Poet Laureate John Dryden is responsible for some of the dominance among satirical genres of the mock-heroic in the later Restoration era. While Dryden's own plays would themselves furnish later mock-heroics, Dryden's Mac Flecknoe is perhaps the locus classicus of the mock-heroic form as it would be practiced for a century to come. In that poem, Dryden indirectly compares Thomas Shadwell with Aeneas by using the language of Aeneid to describe the coronation of Shadwell on the throne of Dullness formerly held by King Flecknoe. The parody of Virgil satirizes Shadwell. Dryden's prosody is identical to regular heroic verse: iambic pentameter closed couplets. The parody is not formal, but merely contextual and ironic.

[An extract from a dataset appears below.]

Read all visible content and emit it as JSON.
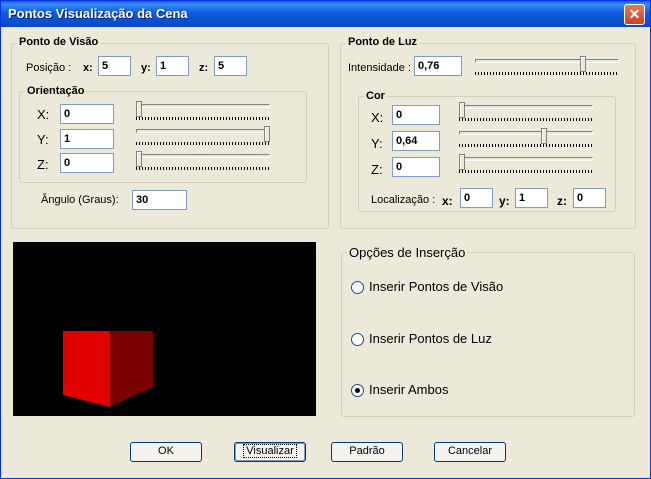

After Dryden, the form continued to flourish, and there are countless minor mock-heroic poems from 1680 to 1780. Additionally, there were a few attempts at a mock-heroic novel. The most significant later mock-heroic poems were by Alexander Pope. Pope's The Rape of the Lock is a noted example of the Mock-Heroic style; indeed, Pope never deviates from mimicking epic poetry such as Homer's Iliad and Virgil's Aeneid. The overall form of the poem, written in cantos, follows the tradition of epics, along with the precursory “Invocation of the Muse”; in this case, Pope's Muse is literally the person who prodded him to write the poem, John Caryll: “this verse to Caryll, Muse, is due!”. Epics always include foreshadowing which is usually given by an otherworldly figure, and Pope mocks tradition through Ariel the sprite, who sees some “dread event” impending on Belinda. These epic introductory tendencies give way to the main portion of the story, usually involving a battle of some kind that follows this pattern: dressing for battle, altar sacrifice/libation to the gods, some battle change, treachery, a journey to the Underworld, and the final battle. All of these elements are followed eloquently by Pope in that specific order: Belinda readies herself for the card game, the Baron makes a sacrifice for her hair, the “mock” battle of cards changes in the Baron’s favor, Clarissa’s treachery to her supposed friend Belinda by slipping the Baron scissors, and finally the treatment of the card game as a battle and the Baron’s victory. Pope’s mastery of the Mock-Heroic is clear in every instance. Even the typical apotheosis found in the epics is mimicked in The Rape of the Lock, as “the stars inscribe Belinda’s name!”. He invokes the same Mock-heroic style in The Dunciad which also employs the language of heroic poetry to describe menial or trivial subjects. In this mock-epic the progress of Dulness over the face of the earth, the coming of stupidity and tastelessness, is treated in the same way as the coming of civilization is in the Aeneid. John Gay's Trivia and Beggar's Opera were mock-heroic, and Samuel Johnson's London is a mock-heroic of a sort.